Und was taugt als tierleidfreie Eiweiß-Alternative zum Huhn?

Die gute Nachricht: Für eine proteinreiche Ernährung braucht es kein Geflügel. Pflanzliche Eiweißquellen wie Hülsenfrüchte, Vollkorngetreide und Nüsse liefern ausreichend Proteine – auch für sportlich aktive Menschen. Durch die richtige Kombination verschiedener pflanzlicher Lebensmittel lassen sich alle essenziellen Aminosäuren aufnehmen.

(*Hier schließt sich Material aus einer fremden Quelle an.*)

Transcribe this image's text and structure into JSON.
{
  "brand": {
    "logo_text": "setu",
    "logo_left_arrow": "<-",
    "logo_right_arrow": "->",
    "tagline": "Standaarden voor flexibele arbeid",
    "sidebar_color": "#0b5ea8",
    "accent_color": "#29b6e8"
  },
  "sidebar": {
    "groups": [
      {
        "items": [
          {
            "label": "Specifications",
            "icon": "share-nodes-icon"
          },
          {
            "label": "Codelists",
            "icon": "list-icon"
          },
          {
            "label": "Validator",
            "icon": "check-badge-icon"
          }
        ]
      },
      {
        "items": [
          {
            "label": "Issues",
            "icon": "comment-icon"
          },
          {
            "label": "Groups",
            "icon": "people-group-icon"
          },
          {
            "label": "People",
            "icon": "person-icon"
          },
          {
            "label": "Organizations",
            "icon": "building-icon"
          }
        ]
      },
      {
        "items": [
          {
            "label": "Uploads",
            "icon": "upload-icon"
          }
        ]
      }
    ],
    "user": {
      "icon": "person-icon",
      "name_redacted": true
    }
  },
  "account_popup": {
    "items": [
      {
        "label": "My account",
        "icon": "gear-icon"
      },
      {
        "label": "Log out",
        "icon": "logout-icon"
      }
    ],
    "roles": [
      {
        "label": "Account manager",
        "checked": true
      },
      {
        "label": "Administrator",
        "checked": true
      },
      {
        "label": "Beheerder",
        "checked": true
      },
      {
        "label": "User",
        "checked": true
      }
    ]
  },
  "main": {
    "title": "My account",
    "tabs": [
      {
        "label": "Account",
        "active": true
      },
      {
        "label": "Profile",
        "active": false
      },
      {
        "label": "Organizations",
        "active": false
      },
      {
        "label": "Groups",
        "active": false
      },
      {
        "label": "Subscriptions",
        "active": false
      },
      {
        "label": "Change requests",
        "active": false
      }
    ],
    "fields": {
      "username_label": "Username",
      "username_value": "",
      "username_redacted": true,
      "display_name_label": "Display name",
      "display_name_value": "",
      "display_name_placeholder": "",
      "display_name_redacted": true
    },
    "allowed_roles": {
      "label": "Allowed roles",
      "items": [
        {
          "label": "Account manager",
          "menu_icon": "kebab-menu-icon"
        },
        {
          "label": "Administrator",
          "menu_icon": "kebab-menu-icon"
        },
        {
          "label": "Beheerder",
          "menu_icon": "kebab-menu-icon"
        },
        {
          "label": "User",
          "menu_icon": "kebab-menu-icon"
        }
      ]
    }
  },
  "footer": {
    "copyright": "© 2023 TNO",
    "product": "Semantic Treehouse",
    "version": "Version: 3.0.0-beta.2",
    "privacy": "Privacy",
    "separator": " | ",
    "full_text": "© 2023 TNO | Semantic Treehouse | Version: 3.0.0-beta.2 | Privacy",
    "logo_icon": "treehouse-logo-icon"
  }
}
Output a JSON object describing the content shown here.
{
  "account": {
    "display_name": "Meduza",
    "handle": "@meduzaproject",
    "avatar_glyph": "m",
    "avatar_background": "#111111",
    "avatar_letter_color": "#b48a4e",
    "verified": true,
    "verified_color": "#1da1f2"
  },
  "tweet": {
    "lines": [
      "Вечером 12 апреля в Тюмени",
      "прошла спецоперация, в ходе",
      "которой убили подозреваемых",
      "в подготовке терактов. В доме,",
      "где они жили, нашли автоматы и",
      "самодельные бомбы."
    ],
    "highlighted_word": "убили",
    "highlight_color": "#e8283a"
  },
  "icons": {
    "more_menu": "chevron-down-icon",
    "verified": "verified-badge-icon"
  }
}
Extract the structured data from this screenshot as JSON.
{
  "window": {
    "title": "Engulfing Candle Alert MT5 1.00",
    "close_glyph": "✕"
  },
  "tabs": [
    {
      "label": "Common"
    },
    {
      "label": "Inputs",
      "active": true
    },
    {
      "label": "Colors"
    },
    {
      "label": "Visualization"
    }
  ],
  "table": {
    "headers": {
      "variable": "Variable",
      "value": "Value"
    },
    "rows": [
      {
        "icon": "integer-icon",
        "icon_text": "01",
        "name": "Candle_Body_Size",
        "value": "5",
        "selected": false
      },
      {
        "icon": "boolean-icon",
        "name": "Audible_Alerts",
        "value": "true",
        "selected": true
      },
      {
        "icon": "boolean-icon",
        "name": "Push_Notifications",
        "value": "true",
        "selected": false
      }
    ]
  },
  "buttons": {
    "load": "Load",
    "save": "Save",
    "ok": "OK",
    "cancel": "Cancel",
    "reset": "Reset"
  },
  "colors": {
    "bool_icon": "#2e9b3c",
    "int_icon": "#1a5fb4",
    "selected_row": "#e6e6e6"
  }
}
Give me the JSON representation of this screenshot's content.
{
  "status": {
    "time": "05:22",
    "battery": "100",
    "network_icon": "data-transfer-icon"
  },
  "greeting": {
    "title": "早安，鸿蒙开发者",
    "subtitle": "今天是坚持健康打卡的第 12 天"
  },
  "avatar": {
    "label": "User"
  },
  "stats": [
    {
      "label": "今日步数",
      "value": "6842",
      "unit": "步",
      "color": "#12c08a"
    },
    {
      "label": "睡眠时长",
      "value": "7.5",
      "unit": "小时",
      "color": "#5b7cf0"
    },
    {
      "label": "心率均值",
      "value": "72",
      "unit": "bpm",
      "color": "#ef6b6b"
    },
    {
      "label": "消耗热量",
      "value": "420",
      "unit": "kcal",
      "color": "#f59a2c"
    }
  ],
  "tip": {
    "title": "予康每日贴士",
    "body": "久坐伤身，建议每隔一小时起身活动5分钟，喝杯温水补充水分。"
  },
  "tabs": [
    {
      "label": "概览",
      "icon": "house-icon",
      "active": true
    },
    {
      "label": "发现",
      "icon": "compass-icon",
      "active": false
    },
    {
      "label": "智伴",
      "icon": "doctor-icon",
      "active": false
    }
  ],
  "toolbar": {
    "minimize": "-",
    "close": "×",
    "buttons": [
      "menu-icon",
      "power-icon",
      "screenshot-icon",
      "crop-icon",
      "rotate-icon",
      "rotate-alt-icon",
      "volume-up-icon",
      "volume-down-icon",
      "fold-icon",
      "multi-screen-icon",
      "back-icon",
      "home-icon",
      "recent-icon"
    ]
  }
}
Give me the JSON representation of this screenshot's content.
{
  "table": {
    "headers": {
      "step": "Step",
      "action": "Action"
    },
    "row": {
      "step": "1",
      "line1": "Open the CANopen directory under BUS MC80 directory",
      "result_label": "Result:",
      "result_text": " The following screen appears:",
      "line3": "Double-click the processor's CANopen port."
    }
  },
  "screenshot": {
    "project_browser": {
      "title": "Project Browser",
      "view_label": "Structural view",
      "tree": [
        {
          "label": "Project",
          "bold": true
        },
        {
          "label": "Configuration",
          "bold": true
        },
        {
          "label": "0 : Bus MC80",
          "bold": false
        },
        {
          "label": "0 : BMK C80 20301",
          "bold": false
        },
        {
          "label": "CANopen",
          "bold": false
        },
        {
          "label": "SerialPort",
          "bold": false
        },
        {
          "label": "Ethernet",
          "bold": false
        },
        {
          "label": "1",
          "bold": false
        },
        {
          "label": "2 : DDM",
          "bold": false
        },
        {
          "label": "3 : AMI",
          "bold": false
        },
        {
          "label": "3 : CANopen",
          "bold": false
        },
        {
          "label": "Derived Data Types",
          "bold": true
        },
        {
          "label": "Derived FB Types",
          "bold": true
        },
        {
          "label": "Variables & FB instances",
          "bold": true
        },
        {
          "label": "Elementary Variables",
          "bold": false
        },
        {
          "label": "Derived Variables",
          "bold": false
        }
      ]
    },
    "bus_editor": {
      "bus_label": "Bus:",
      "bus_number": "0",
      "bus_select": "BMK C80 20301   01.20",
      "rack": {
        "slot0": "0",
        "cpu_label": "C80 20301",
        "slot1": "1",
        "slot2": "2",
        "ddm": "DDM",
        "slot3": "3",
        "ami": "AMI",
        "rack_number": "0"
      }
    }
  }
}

Pflanzliche Ernährung bietet zudem gesundheitliche Vorteile: Das Risiko für Herz-Kreislauf-Erkrankungen sinkt, und der Verzicht auf tierische Produkte reduziert die Belastung für Umwelt und Tiere. Immer mehr Menschen – darunter auch Profi-Sportler – zeigen, dass eine vegane Ernährung leistungsfähig und gesund ist. Wer Wert auf Gesundheit, Tierwohl und Nachhaltigkeit legt, sollte daher pflanzliche Alternativen ausprobieren. Denn eine ausgewogene, eiweißreiche Ernährung gelingt auch ganz ohne Tierleid.